Single by Artful Dodger featuring Lifford

from the album It's All About the Stragglers
- B-side: "R U Ready"
- Released: 13 November 2000
- Genre: UK garage
- Length: 3:44
- Label: FFRR
- Songwriters: Conner Reeves; Mark Hill;
- Producer: Artful Dodger

Artful Dodger singles chronology
| "Woman Trouble" (2000) | "Please Don't Turn Me On" (2000) | "Think About Me" (2001) |

= Please Don't Turn Me On =

2000 single by Artful Dodger

"Please Don't Turn Me On" is a song by UK garage duo Artful Dodger, released on 13 November 2000 as the fifth single from the duo's debut studio album, It's All About the Stragglers (2000). The song features singer Lifford (real name Lifford Shillingford), who would later appear as a contestant on the 12th series of Britain's Got Talent. The song peaked at number four on the UK Singles Chart and spent 10 weeks on the chart.
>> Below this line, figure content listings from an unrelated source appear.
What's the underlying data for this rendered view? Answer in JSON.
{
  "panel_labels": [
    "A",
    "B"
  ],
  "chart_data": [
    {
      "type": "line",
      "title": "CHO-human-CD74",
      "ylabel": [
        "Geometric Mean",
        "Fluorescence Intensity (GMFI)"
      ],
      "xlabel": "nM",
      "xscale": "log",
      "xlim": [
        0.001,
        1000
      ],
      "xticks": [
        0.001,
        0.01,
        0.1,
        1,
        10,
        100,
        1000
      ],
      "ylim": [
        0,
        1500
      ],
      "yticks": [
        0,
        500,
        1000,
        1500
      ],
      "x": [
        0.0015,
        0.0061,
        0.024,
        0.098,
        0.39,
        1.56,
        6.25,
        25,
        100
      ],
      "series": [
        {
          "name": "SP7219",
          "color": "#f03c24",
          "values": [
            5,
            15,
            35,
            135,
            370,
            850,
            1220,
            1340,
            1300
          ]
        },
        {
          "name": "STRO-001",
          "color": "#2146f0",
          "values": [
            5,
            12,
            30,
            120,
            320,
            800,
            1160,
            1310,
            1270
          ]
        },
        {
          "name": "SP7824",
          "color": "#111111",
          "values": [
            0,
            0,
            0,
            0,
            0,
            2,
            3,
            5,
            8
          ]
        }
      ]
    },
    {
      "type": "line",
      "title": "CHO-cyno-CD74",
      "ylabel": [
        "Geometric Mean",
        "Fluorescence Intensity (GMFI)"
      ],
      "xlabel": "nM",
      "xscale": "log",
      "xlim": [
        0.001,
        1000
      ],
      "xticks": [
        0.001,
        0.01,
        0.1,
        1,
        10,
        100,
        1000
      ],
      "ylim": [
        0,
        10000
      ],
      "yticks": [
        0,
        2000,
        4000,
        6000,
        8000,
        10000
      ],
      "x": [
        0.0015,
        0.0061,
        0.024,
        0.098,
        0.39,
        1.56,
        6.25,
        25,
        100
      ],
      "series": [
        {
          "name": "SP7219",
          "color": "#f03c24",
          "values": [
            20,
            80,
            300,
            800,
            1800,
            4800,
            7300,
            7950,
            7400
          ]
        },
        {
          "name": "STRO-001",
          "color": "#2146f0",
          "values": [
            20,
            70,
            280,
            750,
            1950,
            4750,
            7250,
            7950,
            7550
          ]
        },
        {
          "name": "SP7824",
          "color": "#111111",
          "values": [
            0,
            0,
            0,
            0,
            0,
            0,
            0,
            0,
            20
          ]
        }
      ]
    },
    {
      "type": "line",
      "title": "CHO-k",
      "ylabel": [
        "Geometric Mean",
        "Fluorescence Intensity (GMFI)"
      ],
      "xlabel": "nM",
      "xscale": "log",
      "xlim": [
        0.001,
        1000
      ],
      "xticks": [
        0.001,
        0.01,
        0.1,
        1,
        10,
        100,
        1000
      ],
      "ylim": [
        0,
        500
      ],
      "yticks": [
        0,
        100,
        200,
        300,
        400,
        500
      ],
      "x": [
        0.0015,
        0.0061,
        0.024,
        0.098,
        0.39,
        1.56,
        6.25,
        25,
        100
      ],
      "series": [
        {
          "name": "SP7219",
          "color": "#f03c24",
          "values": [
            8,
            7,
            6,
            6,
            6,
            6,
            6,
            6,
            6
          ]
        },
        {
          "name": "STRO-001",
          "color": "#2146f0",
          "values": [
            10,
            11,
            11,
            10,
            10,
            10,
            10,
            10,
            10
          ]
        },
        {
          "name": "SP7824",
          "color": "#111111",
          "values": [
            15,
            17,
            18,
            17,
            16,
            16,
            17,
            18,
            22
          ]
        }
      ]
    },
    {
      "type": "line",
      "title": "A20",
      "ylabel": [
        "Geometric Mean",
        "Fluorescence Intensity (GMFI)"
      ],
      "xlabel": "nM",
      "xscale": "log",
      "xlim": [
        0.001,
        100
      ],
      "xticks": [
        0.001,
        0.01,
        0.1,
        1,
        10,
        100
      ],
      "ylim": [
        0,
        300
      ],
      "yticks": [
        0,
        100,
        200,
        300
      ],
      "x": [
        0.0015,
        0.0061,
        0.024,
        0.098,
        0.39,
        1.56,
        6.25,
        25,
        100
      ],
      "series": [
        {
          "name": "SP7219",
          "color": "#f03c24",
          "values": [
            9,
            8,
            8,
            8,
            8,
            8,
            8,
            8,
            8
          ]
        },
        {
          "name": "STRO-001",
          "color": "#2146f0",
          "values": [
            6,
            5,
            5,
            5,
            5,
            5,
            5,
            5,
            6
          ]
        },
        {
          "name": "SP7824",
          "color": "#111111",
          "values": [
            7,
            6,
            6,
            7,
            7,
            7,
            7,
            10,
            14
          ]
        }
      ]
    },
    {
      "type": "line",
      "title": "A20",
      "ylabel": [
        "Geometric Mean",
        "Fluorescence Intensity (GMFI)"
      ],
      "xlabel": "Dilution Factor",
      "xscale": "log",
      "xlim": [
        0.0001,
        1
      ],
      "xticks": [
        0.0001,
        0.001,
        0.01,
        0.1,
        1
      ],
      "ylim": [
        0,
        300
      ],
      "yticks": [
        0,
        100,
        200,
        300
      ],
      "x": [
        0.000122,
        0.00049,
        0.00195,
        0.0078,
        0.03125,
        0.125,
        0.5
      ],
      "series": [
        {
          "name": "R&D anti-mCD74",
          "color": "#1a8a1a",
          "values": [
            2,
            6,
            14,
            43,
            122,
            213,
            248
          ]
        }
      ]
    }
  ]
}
It also reached the top 50 in Australia and Ireland, as well as number 90 in Switzerland.

==Track listings==
UK CD single
1. "Please Don't Turn Me On" (radio edit)
2. "R U Ready"
3. "Please Don't Turn Me On" (UK garage remix)
4. "Please Don't Turn Me On" (video)

UK 12-inch single
A1. "Please Don't Turn Me On" (Wideboys Oyster vocal mix)
B1. "Please Don't Turn Me On" (Erick Morillo's Disco Thang)
B2. "Please Don't Turn Me On" (Stanton Warriors Fabric vocal)

UK cassette single
1. "Please Don't Turn Me On" (radio edit)
2. "R U Ready"

Australian CD single
1. "Please Don't Turn Me On" (radio edit)
2. "Please Don't Turn Me On" (Wideboys Oyster vocal mix)
3. "Please Don't Turn Me On" (Erick Morillo's Disco Thang)
4. "Please Don't Turn Me On" (UK garage remix)

==Charts==

===Weekly charts===

| Chart (2000–2001) | Peak position |
|---|---|
| Australia (ARIA) | 22 |
| Australian Dance (ARIA) | 4 |
| Europe (Eurochart Hot 100) | 13 |
| Ireland (IRMA) | 42 |
| Ireland Dance (IRMA) | 10 |
| Switzerland (Schweizer Hitparade) | 90 |
| Scotland Singles (OCC) | 20 |
| UK Singles (OCC) | 4 |

===Year-end charts===

| Chart (2000) | Position |
|---|---|
| UK Singles (OCC) | 121 |

==Certifications==

| Region | Certification | Certified units/sales |
| United Kingdom (BPI) | Silver | 200,000^{‡} |
^{‡} Sales+streaming figures based on certification alone.